Armentières Mairie
ou’re standing outside the town hall, the Mairie, in what was, in 1916, the partly-abandoned industrial town of Armentières. This square, where you are now, was known by the soldiers as 'half-past eleven square', because the clock had been hit by artillery at exactly that time, and that’s when the hands froze, and stayed there for the rest of the war. It’s famous for the song ‘Mademoiselle from Armentières’, and for the New Zealanders, this town was a place to socialise a little, and to interact with locals. But it was also to be their introduction to warfare on the Western Front. Armentières was situated behind the lines, and although it was still affected by sporadic artillery fire, a large part of its civilian population remained, many of whom catered for the British soldiers by running cafes and selling souvenirs – embroidered postcards being particularly popular. Armentières provided the billets and the base for soldiers who were in the frontline - which is two to three kilometres, directly in front of you - on the banks of the river Lys.

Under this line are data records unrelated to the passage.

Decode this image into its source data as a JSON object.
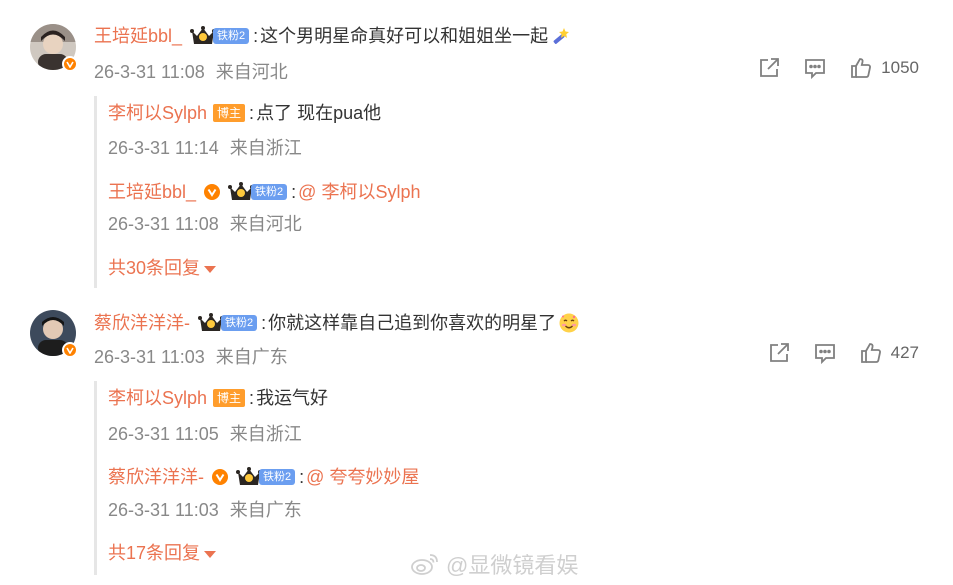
{
  "comments": [
    {
      "user": "王培延bbl_",
      "fan_badge": "铁粉2",
      "text": "这个男明星命真好可以和姐姐坐一起",
      "emoji": "magic-wand",
      "time": "26-3-31 11:08",
      "location": "来自河北",
      "likes": "1050",
      "replies": [
        {
          "user": "李柯以Sylph",
          "host_badge": "博主",
          "text": "点了 现在pua他",
          "time": "26-3-31 11:14",
          "location": "来自浙江"
        },
        {
          "user": "王培延bbl_",
          "fan_badge": "铁粉2",
          "mention": "@ 李柯以Sylph",
          "time": "26-3-31 11:08",
          "location": "来自河北"
        }
      ],
      "more_replies": "共30条回复"
    },
    {
      "user": "蔡欣洋洋洋-",
      "fan_badge": "铁粉2",
      "text": "你就这样靠自己追到你喜欢的明星了",
      "emoji": "smiling-face",
      "time": "26-3-31 11:03",
      "location": "来自广东",
      "likes": "427",
      "replies": [
        {
          "user": "李柯以Sylph",
          "host_badge": "博主",
          "text": "我运气好",
          "time": "26-3-31 11:05",
          "location": "来自浙江"
        },
        {
          "user": "蔡欣洋洋洋-",
          "fan_badge": "铁粉2",
          "mention": "@ 夸夸妙妙屋",
          "time": "26-3-31 11:03",
          "location": "来自广东"
        }
      ],
      "more_replies": "共17条回复"
    }
  ],
  "watermark": "@显微镜看娱",
  "colors": {
    "username": "#eb7350",
    "meta": "#888888",
    "fan_pill": "#6b9ef0",
    "host_badge": "#ff9d2c",
    "verified": "#ff8200"
  }
}
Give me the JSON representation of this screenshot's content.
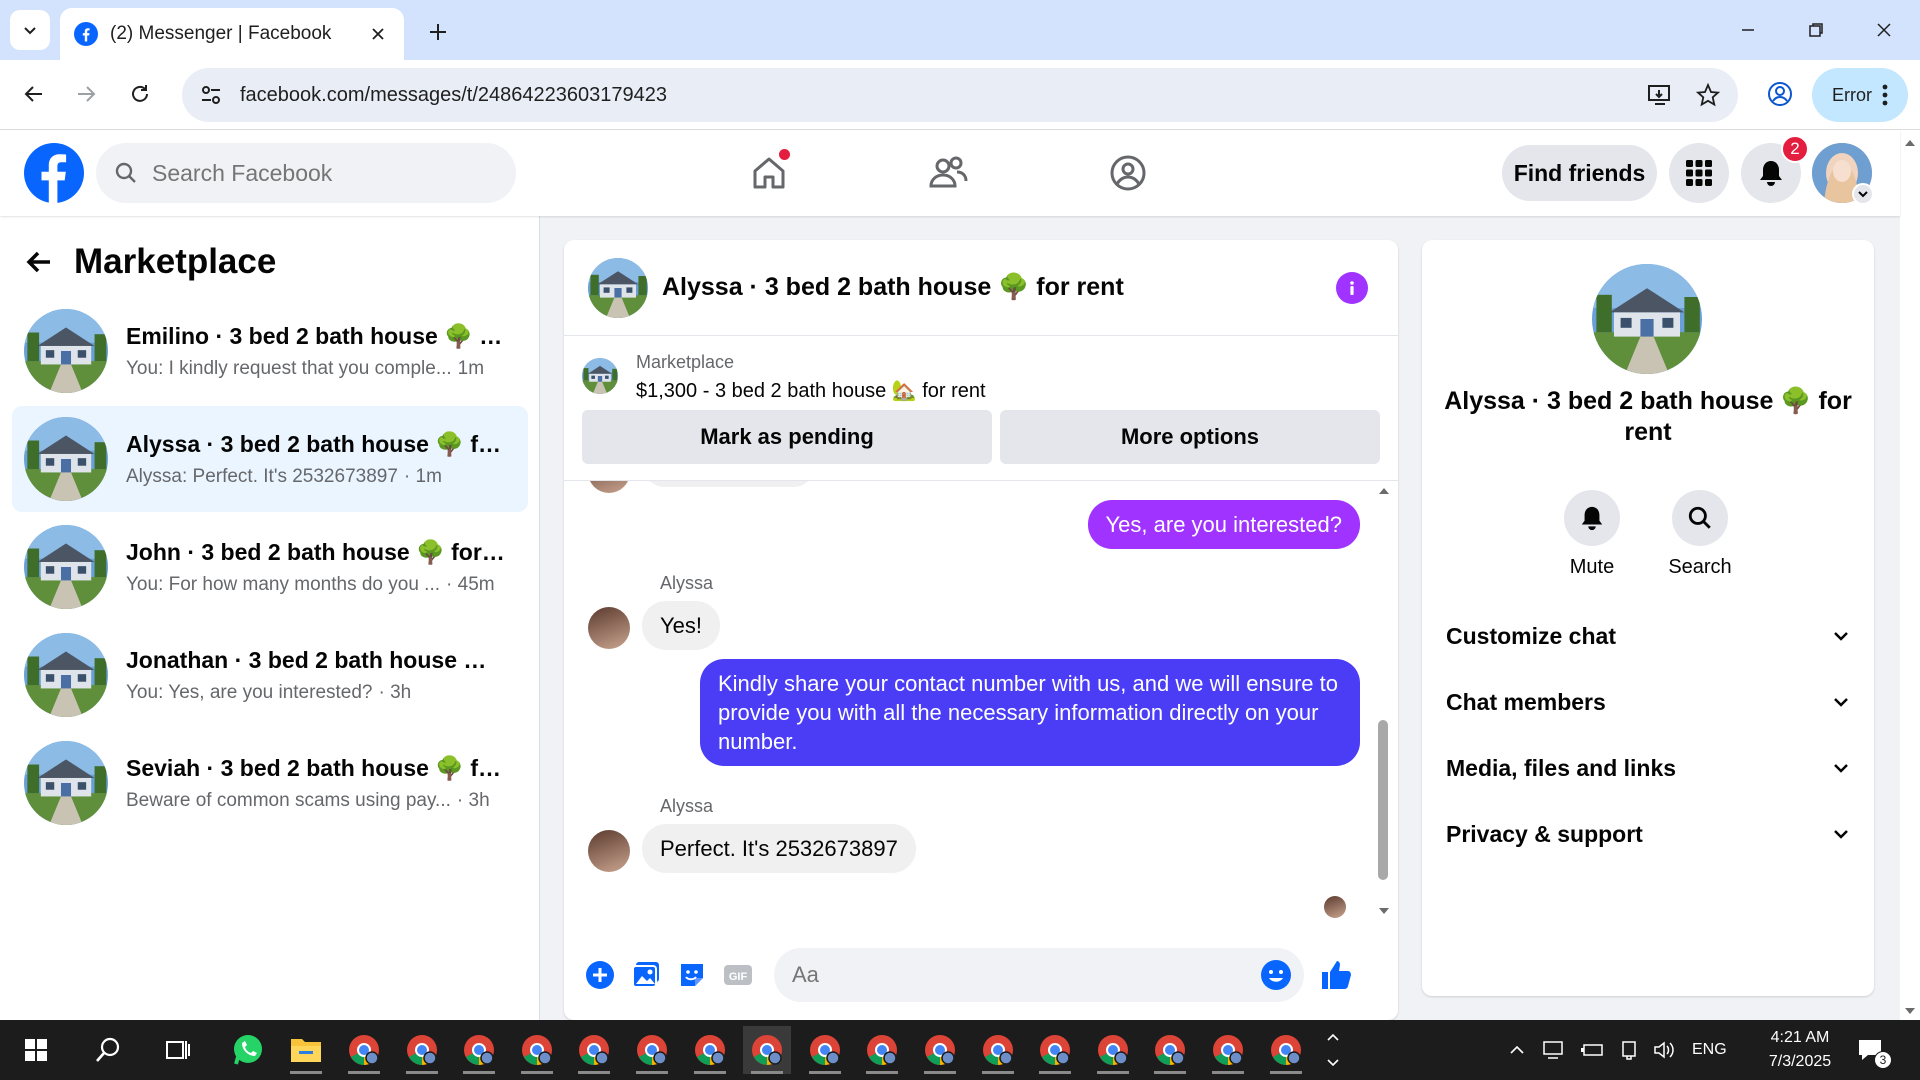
{
  "browser": {
    "tab_title": "(2) Messenger | Facebook",
    "url": "facebook.com/messages/t/24864223603179423",
    "profile_status": "Error"
  },
  "fb": {
    "search_placeholder": "Search Facebook",
    "find_friends": "Find friends",
    "notification_count": "2",
    "brand_color": "#0866ff"
  },
  "left": {
    "title": "Marketplace",
    "conversations": [
      {
        "name": "Emilino · 3 bed 2 bath house 🌳 fo...",
        "preview": "You: I kindly request that you comple...",
        "time": "1m"
      },
      {
        "name": "Alyssa · 3 bed 2 bath house 🌳 for ...",
        "preview": "Alyssa: Perfect. It's 2532673897",
        "time": "· 1m"
      },
      {
        "name": "John · 3 bed 2 bath house 🌳 for r...",
        "preview": "You: For how many months do you ...",
        "time": "· 45m"
      },
      {
        "name": "Jonathan · 3 bed 2 bath house 🌳 ...",
        "preview": "You: Yes, are you interested?",
        "time": "· 3h"
      },
      {
        "name": "Seviah · 3 bed 2 bath house 🌳 for...",
        "preview": "Beware of common scams using pay...",
        "time": "· 3h"
      }
    ]
  },
  "chat": {
    "title": "Alyssa · 3 bed 2 bath house 🌳 for rent",
    "listing_source": "Marketplace",
    "listing_desc": "$1,300 - 3 bed 2 bath house 🏡 for rent",
    "mark_pending": "Mark as pending",
    "more_options": "More options",
    "messages": [
      {
        "text": "Yes, are you interested?"
      },
      {
        "sender": "Alyssa",
        "text": "Yes!"
      },
      {
        "text": "Kindly share your contact number with us, and we will ensure to provide you with all the necessary information directly on your number."
      },
      {
        "sender": "Alyssa",
        "text": "Perfect. It's 2532673897"
      }
    ],
    "composer_placeholder": "Aa",
    "accent_purple": "#a033ff",
    "accent_blue": "#4a3df5"
  },
  "right": {
    "name": "Alyssa · 3 bed 2 bath house 🌳 for rent",
    "mute": "Mute",
    "search": "Search",
    "sections": [
      "Customize chat",
      "Chat members",
      "Media, files and links",
      "Privacy & support"
    ]
  },
  "taskbar": {
    "lang": "ENG",
    "time": "4:21 AM",
    "date": "7/3/2025",
    "notif_count": "3"
  }
}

Generally the routine for the soldiers was eight days in the frontline, eight days in the support line, which was as much as one kilometre back from the frontline, and eight days out of the line - in billets here in Armentières. There were little bars and cafes set up to provide egg and chips, and beer for the soldiers. The soldiers would be able to talk to people in the streets, and they would have been conscious, for the first time, of a civilian population at war.
An interesting ritual took place once every eight days or so. You would go down to a deserted brewery, where the brewing vats had been turned into hot baths, and the soldiers would jump in, and scrub themselves clean. For clothes cleaning, local women would work behind large hessian screens. They used steam, and the soldiers would take off their long-johns, vest, and uniform, and it would be steam-cleaned in a specially designed steam chamber mounted on the back of a lorry. It was a very different life here in Armentières, compared to Gallipoli, and of course there was also the chance to indulge. And because the New Zealand soldiers were paid well and wine and beer was cheap - this could sometimes get out of hand. A favourite trick that they picked up from the Tommies was a ‘royal shandy’ - four bottles of beer and a bottle of champagne, mixed all together. You can imagine the consequences.
There are 453 New Zealanders buried in the town cemetery, and the casualties over that period amounted to 2,200. Armentières was meant to be a nursery, but was a very hard school indeed for the New Zealanders that fought, and died here in 1916.